Having nursed quite a few bruises inflicted every time my children watch another episode of Xena Warrior Princess, I know that such fantasies can feed aggression rather than give it a safe outlet. Nevertheless, I feel strongly that girls should have such figures in their fantasy life. The alternative is the passive, pretty, someday-my-prince-will-come model of girlhood that, as my daughter says, sucks. Nowadays, as those who have seen Shrek will know, a girl isn’t impressed by Prince Charming. She has to discover her inner ogre to find true happiness.

I spent my childhood in what now passes for the white-heat of popular feminism, with Wonder Woman and the Bionic Woman genteelly pulping the bad guys while never experiencing a bad hair day, Cagney & Lacey raising the profile of women police-officers, and the glorious Emma Peel in the Avengers (who just happened to live in the North London street where I grew up) elegantly kicking villains in the pants. One absorbed the idea that it was exciting to be active more or less with our free school milk. Later, thrillingly, there was Sigourney Weaver as Ripley in Alien, who actually got dirty and sweaty and who saved a little girl from the clutches of a monster – action heroines from Linda Hamilton in Terminator to Lara Croft usually exert themselves only to save boys and men. Then, in the 1980s, it all went into a nose-dive. From Supergirl to Joan of Arc, action heroines spelt box-office death. (Strangely, the Far East is much more comfortable with action heroines, because of the gender equality of manga comics.) While real women increasingly succeeded in the real world, the women we saw on screen for the past twenty years were either bunny-boilers or as passive as your average Nicole Kidman heroine.

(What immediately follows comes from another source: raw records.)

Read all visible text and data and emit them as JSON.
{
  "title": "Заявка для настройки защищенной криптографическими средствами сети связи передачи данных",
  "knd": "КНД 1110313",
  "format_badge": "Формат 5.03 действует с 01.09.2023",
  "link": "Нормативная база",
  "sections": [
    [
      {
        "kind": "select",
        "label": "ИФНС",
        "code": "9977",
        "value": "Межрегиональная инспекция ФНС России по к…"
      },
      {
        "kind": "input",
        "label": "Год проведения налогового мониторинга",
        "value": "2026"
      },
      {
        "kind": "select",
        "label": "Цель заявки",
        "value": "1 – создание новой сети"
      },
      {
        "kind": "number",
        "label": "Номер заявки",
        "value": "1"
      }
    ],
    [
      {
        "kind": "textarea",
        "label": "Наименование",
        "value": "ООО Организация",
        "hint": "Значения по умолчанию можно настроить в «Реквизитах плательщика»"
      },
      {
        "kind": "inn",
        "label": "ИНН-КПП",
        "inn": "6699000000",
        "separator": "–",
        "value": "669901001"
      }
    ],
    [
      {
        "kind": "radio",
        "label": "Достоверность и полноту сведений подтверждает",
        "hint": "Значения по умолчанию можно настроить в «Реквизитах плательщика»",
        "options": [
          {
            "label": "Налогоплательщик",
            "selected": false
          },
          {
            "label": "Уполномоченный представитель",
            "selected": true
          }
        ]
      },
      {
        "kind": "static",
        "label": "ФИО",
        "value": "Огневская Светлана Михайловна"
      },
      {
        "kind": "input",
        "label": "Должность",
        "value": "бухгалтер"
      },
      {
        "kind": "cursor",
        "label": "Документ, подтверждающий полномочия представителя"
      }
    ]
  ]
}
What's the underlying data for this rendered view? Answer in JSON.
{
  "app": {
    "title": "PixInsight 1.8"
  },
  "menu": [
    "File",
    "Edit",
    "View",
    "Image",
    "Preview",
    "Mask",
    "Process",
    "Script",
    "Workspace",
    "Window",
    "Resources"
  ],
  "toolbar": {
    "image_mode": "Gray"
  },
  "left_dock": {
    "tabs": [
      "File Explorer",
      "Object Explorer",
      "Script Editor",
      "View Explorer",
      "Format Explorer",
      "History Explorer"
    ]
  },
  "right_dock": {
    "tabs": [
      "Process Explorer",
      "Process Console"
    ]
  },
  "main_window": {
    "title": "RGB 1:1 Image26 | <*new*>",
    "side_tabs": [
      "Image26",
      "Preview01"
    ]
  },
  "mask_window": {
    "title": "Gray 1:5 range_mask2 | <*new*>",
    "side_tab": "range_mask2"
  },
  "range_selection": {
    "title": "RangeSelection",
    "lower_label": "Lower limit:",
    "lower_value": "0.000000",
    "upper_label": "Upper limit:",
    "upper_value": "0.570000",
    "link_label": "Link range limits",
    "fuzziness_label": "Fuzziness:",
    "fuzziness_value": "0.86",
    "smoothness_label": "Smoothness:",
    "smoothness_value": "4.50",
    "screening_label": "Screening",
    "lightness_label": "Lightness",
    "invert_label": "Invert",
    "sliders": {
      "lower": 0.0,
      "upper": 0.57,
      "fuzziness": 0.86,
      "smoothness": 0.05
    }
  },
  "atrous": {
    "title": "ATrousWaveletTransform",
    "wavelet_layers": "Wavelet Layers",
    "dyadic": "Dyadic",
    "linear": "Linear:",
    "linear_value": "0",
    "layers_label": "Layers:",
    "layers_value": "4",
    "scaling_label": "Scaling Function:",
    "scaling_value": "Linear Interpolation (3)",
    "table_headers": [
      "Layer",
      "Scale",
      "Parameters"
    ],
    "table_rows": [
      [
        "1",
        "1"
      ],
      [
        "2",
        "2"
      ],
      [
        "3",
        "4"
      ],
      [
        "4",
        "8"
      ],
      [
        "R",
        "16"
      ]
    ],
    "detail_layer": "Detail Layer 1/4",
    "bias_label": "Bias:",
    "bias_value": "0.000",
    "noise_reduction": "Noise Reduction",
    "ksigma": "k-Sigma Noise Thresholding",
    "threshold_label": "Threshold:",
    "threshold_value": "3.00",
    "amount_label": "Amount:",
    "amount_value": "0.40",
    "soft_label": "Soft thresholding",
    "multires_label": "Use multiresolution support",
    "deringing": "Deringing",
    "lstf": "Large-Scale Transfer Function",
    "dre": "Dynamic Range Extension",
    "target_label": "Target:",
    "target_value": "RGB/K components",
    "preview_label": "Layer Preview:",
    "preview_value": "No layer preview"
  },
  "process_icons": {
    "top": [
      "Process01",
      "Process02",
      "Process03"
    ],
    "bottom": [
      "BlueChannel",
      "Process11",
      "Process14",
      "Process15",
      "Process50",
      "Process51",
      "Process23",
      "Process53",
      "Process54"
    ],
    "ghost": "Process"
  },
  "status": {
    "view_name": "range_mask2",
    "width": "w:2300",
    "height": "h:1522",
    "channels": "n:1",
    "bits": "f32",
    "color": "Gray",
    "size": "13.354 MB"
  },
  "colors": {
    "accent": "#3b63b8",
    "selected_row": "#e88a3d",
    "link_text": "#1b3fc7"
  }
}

Why has it taken until now for the action heroine to return? Partly it’s just the cyclical nature of Hollywood, which is periodically forced to return to old stories because it runs out of new ones. More cheeringly, it could be more in tune with the new feminism which has no problem with lipstick and spandex being a part of female empowerment, as long as we, like Catwoman, accept who we are and lose our fear of playing outside the rules of what is and isn’t proper for a woman to do.

There are still very few role-models for such girls in books, it has to be said. My fierce little daughter refused to read CS Lewis after coming across Aslan’s opinion in The Lion the Witch & the Wardrobe that girls shouldn’t fight in wars, and it’s still true that our sex is remarkably badly-served, even today, despite being quite as capable of thumping each other as boys. The fantasy writer Tamora Pierce is one of the very few modern children’s authors to feature girls becoming knights and fighting in combat, and even has a web-site devoted to “Sheroes” (www.sheroes.com) or outstanding women in history and literature. You don’t have to think that violence per se is a good thing to feel sad about this. Too often girls start off as tomboys, like Philip Pullman’s Lyra in His Dark Materials and become feminised, wittering on about how nice it would be to be clean, and have little babies. Alas for them, and us. Hollywood has it right: your imagination should not be fettered by questions of personal hygiene and fertility, especially when young. It wants to swoop through the air, gallop about in armour and whack a few villainous heads off. How else are we to discover the thrill of ambition and self-reliance?

Action heroines matter, and not only as inspiration for our frail and failing physical selves as to what we might aspire to. I’ve always believed girls should be taught martial arts rather than the idiotic gymnastics they’re still made to do in school. Having the bare minimum of karate once enabled me to take out a man who attacked me on the Underground, and I learnt this because of what impressed me when I was an impressionable young thing. Right now I’m marooned on my sofa, feeling as feeble as you do when convalescing, but determined to do something about it. I’ll never look good in spandex, or jump up sky-scrapers or even be a dominatrix with a Magimix, but the fantasy of doing so might just about drag me to the gym.